How to preserve format while reading text from word
I am using “Word Application Scope” and then “Read Text.” How can I keep the format while performing this?
Hey @Krithi1
You can try saving the Word document as a PDF using the Save Document as PDF activity within the Word Application Scope.
Once the document is converted, use the Read PDF Text activity from the UiPath.PDF.Activities package to extract the text.
Make sure to set the PreserveFormatting
property to True in the “Read PDF Text” activity, as this will help retain the original formatting of the document during extraction.
So, there is a step after reading the pdf text.

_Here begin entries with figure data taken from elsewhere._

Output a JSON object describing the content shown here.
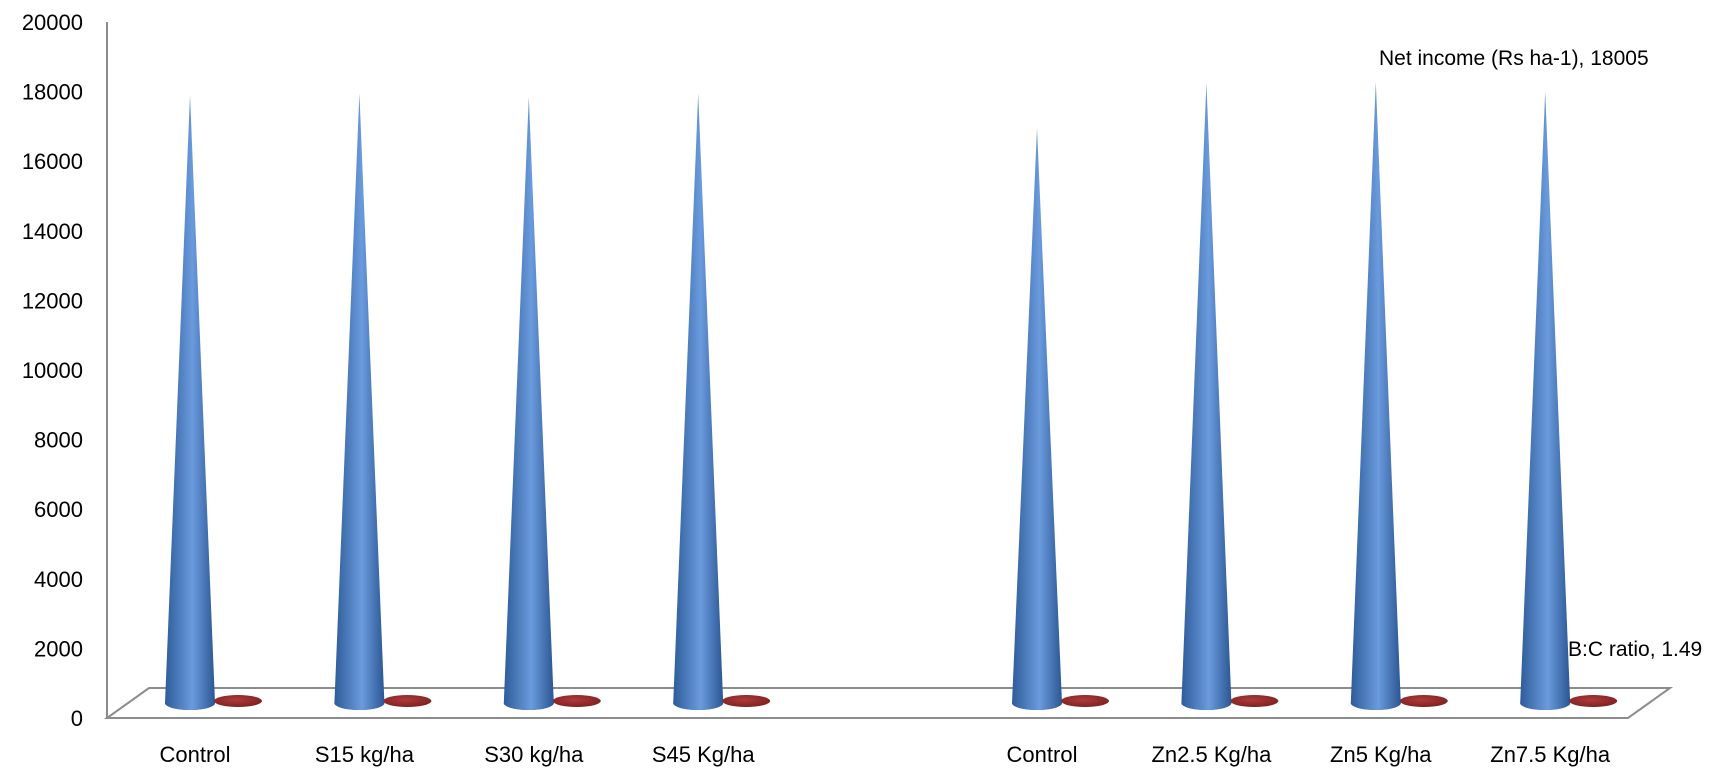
{
  "chart_data": {
    "type": "bar",
    "style": "3d-cone",
    "categories": [
      "Control",
      "S15 kg/ha",
      "S30 kg/ha",
      "S45 Kg/ha",
      "",
      "Control",
      "Zn2.5 Kg/ha",
      "Zn5 Kg/ha",
      "Zn7.5 Kg/ha"
    ],
    "series": [
      {
        "name": "Net income (Rs ha-1)",
        "color": "#4F81BD",
        "values": [
          17900,
          17950,
          17850,
          17950,
          null,
          16950,
          18250,
          18280,
          18005
        ]
      },
      {
        "name": "B:C ratio",
        "color": "#9B2C2C",
        "values": [
          1.46,
          1.47,
          1.46,
          1.47,
          null,
          1.42,
          1.48,
          1.49,
          1.49
        ]
      }
    ],
    "y_ticks": [
      "0",
      "2000",
      "4000",
      "6000",
      "8000",
      "10000",
      "12000",
      "14000",
      "16000",
      "18000",
      "20000"
    ],
    "ylim": [
      0,
      20000
    ],
    "grid": false,
    "legend": "none",
    "annotations": [
      {
        "text": "Net income (Rs ha-1), 18005",
        "series": 0,
        "index": 8
      },
      {
        "text": "B:C ratio, 1.49",
        "series": 1,
        "index": 8
      }
    ]
  }
}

I need to store that to a variable and send an email.
I still don’t see the format in the email
@Krithi1
If that method doesn’t work, you can try saving the Word document as HTML. You can do this by using the user interface (in Microsoft Word) or by using C# code in the Invoke Code activity in UiPath.
var wordApp = new Application();
wordApp.Visible = false;
var wordDoc = wordApp.Documents.Open(inputPath);
wordDoc.SaveAs2(outputPath, WdSaveFormat.wdFormatHTML);
wordDoc.Close();
Marshal.ReleaseComObject(wordDoc);
wordApp.Quit();
Marshal.ReleaseComObject(wordApp);
After saving the document as HTML, use the Read Text File activity to read the HTML file and assign it to a variable, for example, htmlContent
. Then, use the Send Outlook Mail Message activity, setting the Body property to htmlContent
and*IsBodyHtml to True. This will ensure that the email content retains the formatting from the original Word document, preserving the HTML styling.
Don’t forget import:
using System.Runtime.InteropServices
using Microsoft.Office.Interop.Word
I hope it’ll help.
There is an activity called “Save Document As” which will save the word in html document preserving the format.
Now I need to read that HTML doc text and send it in the body. How can I read the HTML document preserving the format is my question.